Problem w/ limit which I do not understand: lim[x->+inf] (1-1/2)*(1-1/3)*...*(1-1/n)

lim (1-1/2)*(1-1/3)*.....*(1-1/n) and the answer would be 0.I searched my textbook and it showed me this 1/n.How did it get there?I searched google for answers and I got (n-2)*(n-1)/(n-1)/n which is x->+inf n-2/n but no proof at all and after that they get 2/n.Could someone help me?

 

[wolly]

Limit problem

How do I solve this?
lim (1-1/2)*(1-1/3)*...*(1-1/x)=0 Also in my textbook I got the
x->+inf answer 1/x.
Do I solve it like thisn-1)!/n!?

 

[Dr.Peterson]

How do I solve this?
lim (1-1/2)*(1-1/3)*...*(1-1/x)=0 Also in my textbook I got the answer 1/x.
x->+inf
Do I solve it like this: (n-1)!/n!?

That would do it.

Do you see why? What is it that you need help with?

 

[mmm4444bot]

… a limit which I do not understand …

It's hard to know where to help because you haven't shown what you tried yourself. Did you write out some factors, to see what's happening?

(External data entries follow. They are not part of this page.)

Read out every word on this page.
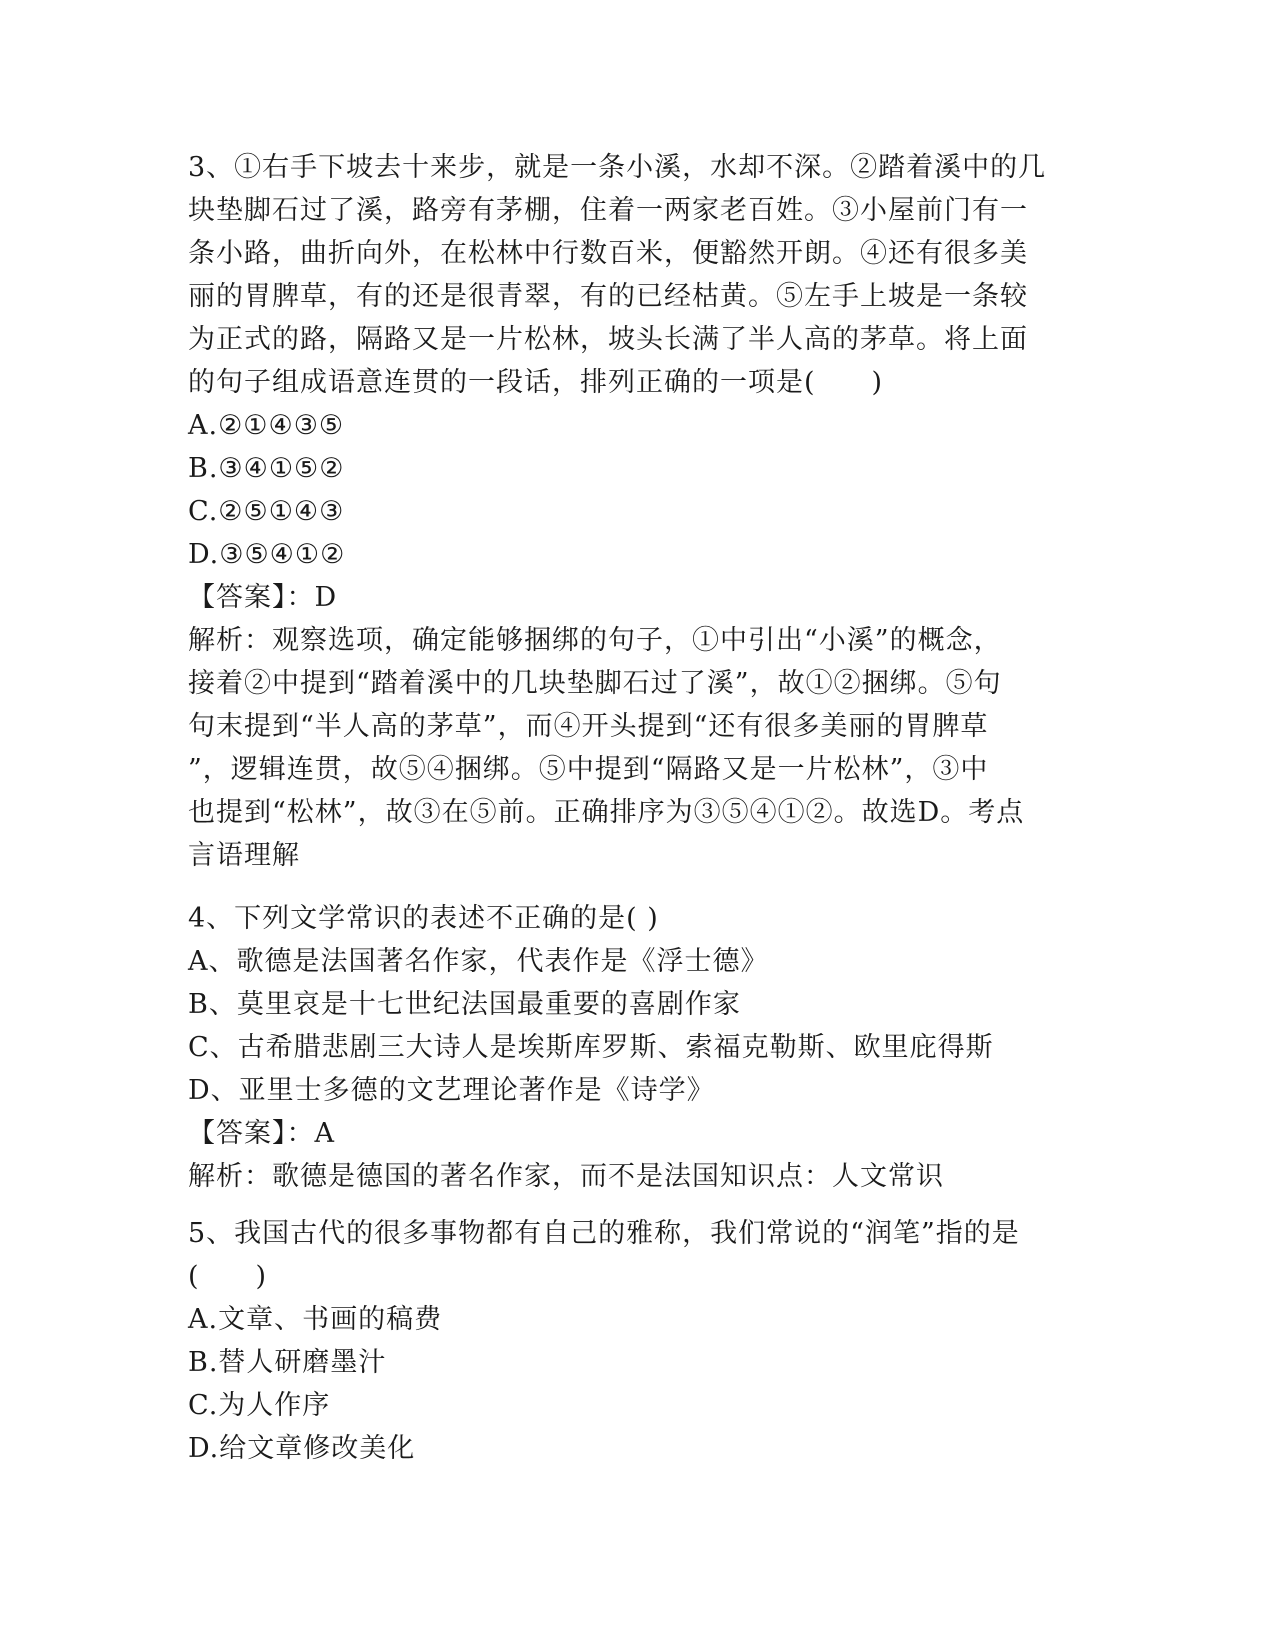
3、①右手下坡去十来步，就是一条小溪，水却不深。②踏着溪中的几
块垫脚石过了溪，路旁有茅棚，住着一两家老百姓。③小屋前门有一
条小路，曲折向外，在松林中行数百米，便豁然开朗。④还有很多美
丽的胃脾草，有的还是很青翠，有的已经枯黄。⑤左手上坡是一条较
为正式的路，隔路又是一片松林，坡头长满了半人高的茅草。将上面
的句子组成语意连贯的一段话，排列正确的一项是(　　)
A.②①④③⑤
B.③④①⑤②
C.②⑤①④③
D.③⑤④①②
【答案】：D
解析：观察选项，确定能够捆绑的句子，①中引出“小溪”的概念，
接着②中提到“踏着溪中的几块垫脚石过了溪”，故①②捆绑。⑤句
句末提到“半人高的茅草”，而④开头提到“还有很多美丽的胃脾草
”，逻辑连贯，故⑤④捆绑。⑤中提到“隔路又是一片松林”，③中
也提到“松林”，故③在⑤前。正确排序为③⑤④①②。故选D。考点
言语理解
4、下列文学常识的表述不正确的是( )
A、歌德是法国著名作家，代表作是《浮士德》
B、莫里哀是十七世纪法国最重要的喜剧作家
C、古希腊悲剧三大诗人是埃斯库罗斯、索福克勒斯、欧里庇得斯
D、亚里士多德的文艺理论著作是《诗学》
【答案】：A
解析：歌德是德国的著名作家，而不是法国知识点：人文常识
5、我国古代的很多事物都有自己的雅称，我们常说的“润笔”指的是
(　　)
A.文章、书画的稿费
B.替人研磨墨汁
C.为人作序
D.给文章修改美化
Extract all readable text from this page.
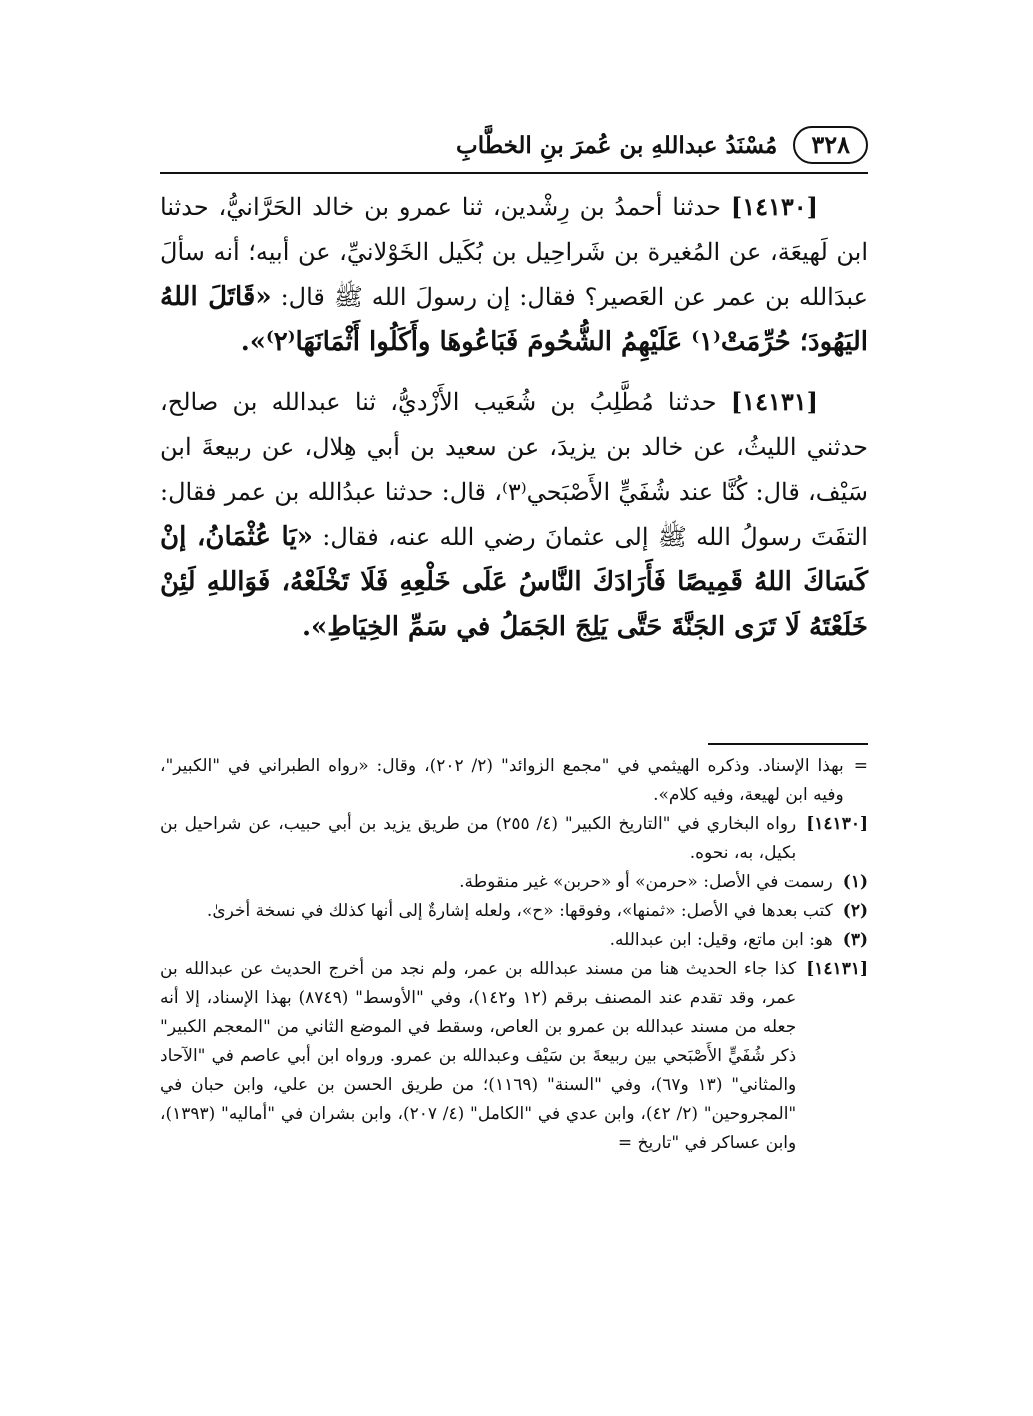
٣٢٨
مُسْنَدُ عبداللهِ بن عُمرَ بنِ الخطَّابِ

[١٤١٣٠] حدثنا أحمدُ بن رِشْدين، ثنا عمرو بن خالد الحَرَّانيُّ، حدثنا ابن لَهيعَة، عن المُغيرة بن شَراحِيل بن بُكَيل الخَوْلانيِّ، عن أبيه؛ أنه سألَ عبدَالله بن عمر عن العَصير؟ فقال: إن رسولَ الله ﷺ قال: «قَاتَلَ اللهُ اليَهُودَ؛ حُرِّمَتْ⁽١⁾ عَلَيْهِمُ الشُّحُومَ فَبَاعُوهَا وأَكَلُوا أَثْمَانَهَا⁽٢⁾».

[١٤١٣١] حدثنا مُطَّلِبُ بن شُعَيب الأَزْديُّ، ثنا عبدالله بن صالح، حدثني الليثُ، عن خالد بن يزيدَ، عن سعيد بن أبي هِلال، عن ربيعةَ ابن سَيْف، قال: كُنَّا عند شُفَيٍّ الأَصْبَحي⁽٣⁾، قال: حدثنا عبدُالله بن عمر فقال: التفَتَ رسولُ الله ﷺ إلى عثمانَ رضي الله عنه، فقال: «يَا عُثْمَانُ، إنْ كَسَاكَ اللهُ قَمِيصًا فَأَرَادَكَ النَّاسُ عَلَى خَلْعِهِ فَلَا تَخْلَعْهُ، فَوَاللهِ لَئِنْ خَلَعْتَهُ لَا تَرَى الجَنَّةَ حَتَّى يَلِجَ الجَمَلُ في سَمِّ الخِيَاطِ».

=
بهذا الإسناد. وذكره الهيثمي في "مجمع الزوائد" (٢/ ٢٠٢)، وقال: «رواه الطبراني في "الكبير"، وفيه ابن لهيعة، وفيه كلام».
[١٤١٣٠]
رواه البخاري في "التاريخ الكبير" (٤/ ٢٥٥) من طريق يزيد بن أبي حبيب، عن شراحيل بن بكيل، به، نحوه.
(١)
رسمت في الأصل: «حرمن» أو «حربن» غير منقوطة.
(٢)
كتب بعدها في الأصل: «ثمنها»، وفوقها: «ح»، ولعله إشارةٌ إلى أنها كذلك في نسخة أخرىٰ.
(٣)
هو: ابن ماتع، وقيل: ابن عبدالله.
[١٤١٣١]
كذا جاء الحديث هنا من مسند عبدالله بن عمر، ولم نجد من أخرج الحديث عن عبدالله بن عمر، وقد تقدم عند المصنف برقم (١٢ و١٤٢)، وفي "الأوسط" (٨٧٤٩) بهذا الإسناد، إلا أنه جعله من مسند عبدالله بن عمرو بن العاص، وسقط في الموضع الثاني من "المعجم الكبير" ذكر شُفَيٍّ الأَصْبَحي بين ربيعةَ بن سَيْف وعبدالله بن عمرو. ورواه ابن أبي عاصم في "الآحاد والمثاني" (١٣ و٦٧)، وفي "السنة" (١١٦٩)؛ من طريق الحسن بن علي، وابن حبان في "المجروحين" (٢/ ٤٢)، وابن عدي في "الكامل" (٤/ ٢٠٧)، وابن بشران في "أماليه" (١٣٩٣)، وابن عساكر في "تاريخ =
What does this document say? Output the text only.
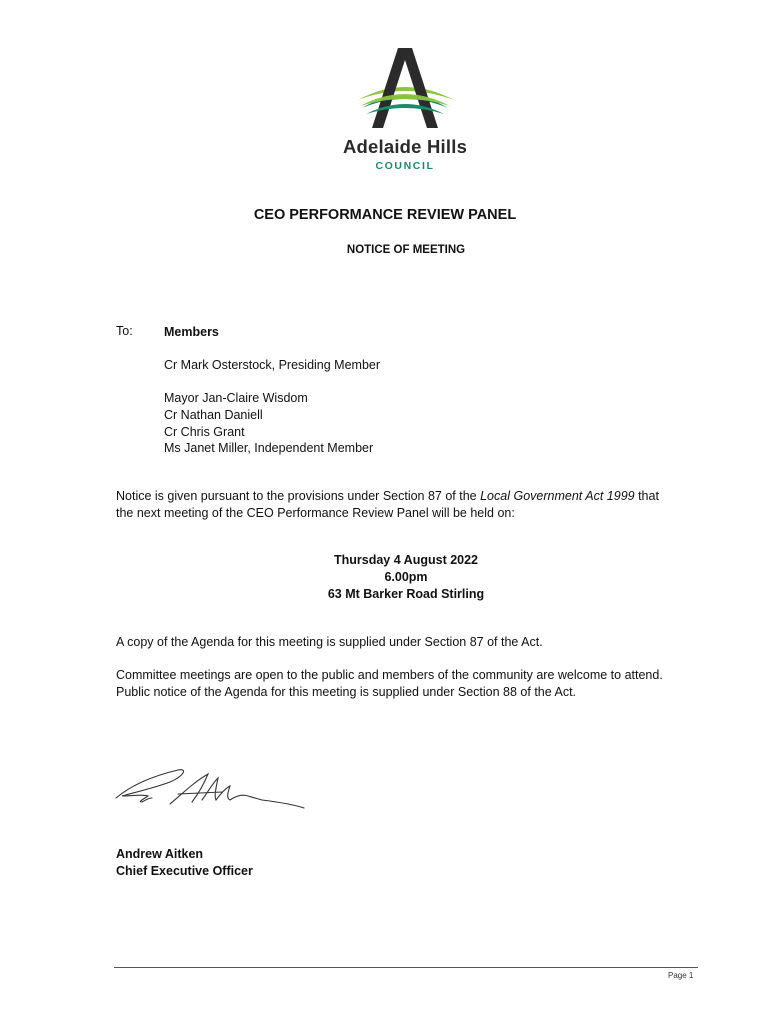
Adelaide Hills
COUNCIL
CEO PERFORMANCE REVIEW PANEL
NOTICE OF MEETING
To:	Members
Cr Mark Osterstock, Presiding Member
Mayor Jan-Claire Wisdom
Cr Nathan Daniell
Cr Chris Grant
Ms Janet Miller, Independent Member
Notice is given pursuant to the provisions under Section 87 of the Local Government Act 1999 that
the next meeting of the CEO Performance Review Panel will be held on:
Thursday 4 August 2022
6.00pm
63 Mt Barker Road Stirling
A copy of the Agenda for this meeting is supplied under Section 87 of the Act.
Committee meetings are open to the public and members of the community are welcome to attend.
Public notice of the Agenda for this meeting is supplied under Section 88 of the Act.
Andrew Aitken
Chief Executive Officer
Page 1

The factors are 1 - 1/n, for Natural numbers n. I'd start by doing that subtraction (i.e., get a single ratio).

1 - 1/n = (n - 1)/n

This shows each factor is a ratio and its numerator is always one less than its denominator. As an example, let's say n=5. The nth ratio will have 5 as its denominator.

\(\displaystyle \displaystyle \frac{1}{2} \cdot \frac{2}{3} \cdot \frac{3}{4} \cdot \frac{4}{5}\)

If you were to multiply these ratios by hand, you would begin by cancelling the first three denominators with the corresponding numerators, yes? Write it out on paper, and do it.

Pick two other values of n, and write out the ratios and determine each product. Hopefully, writing out examples will help you see why the product is always the same expression (in terms of n). :cool: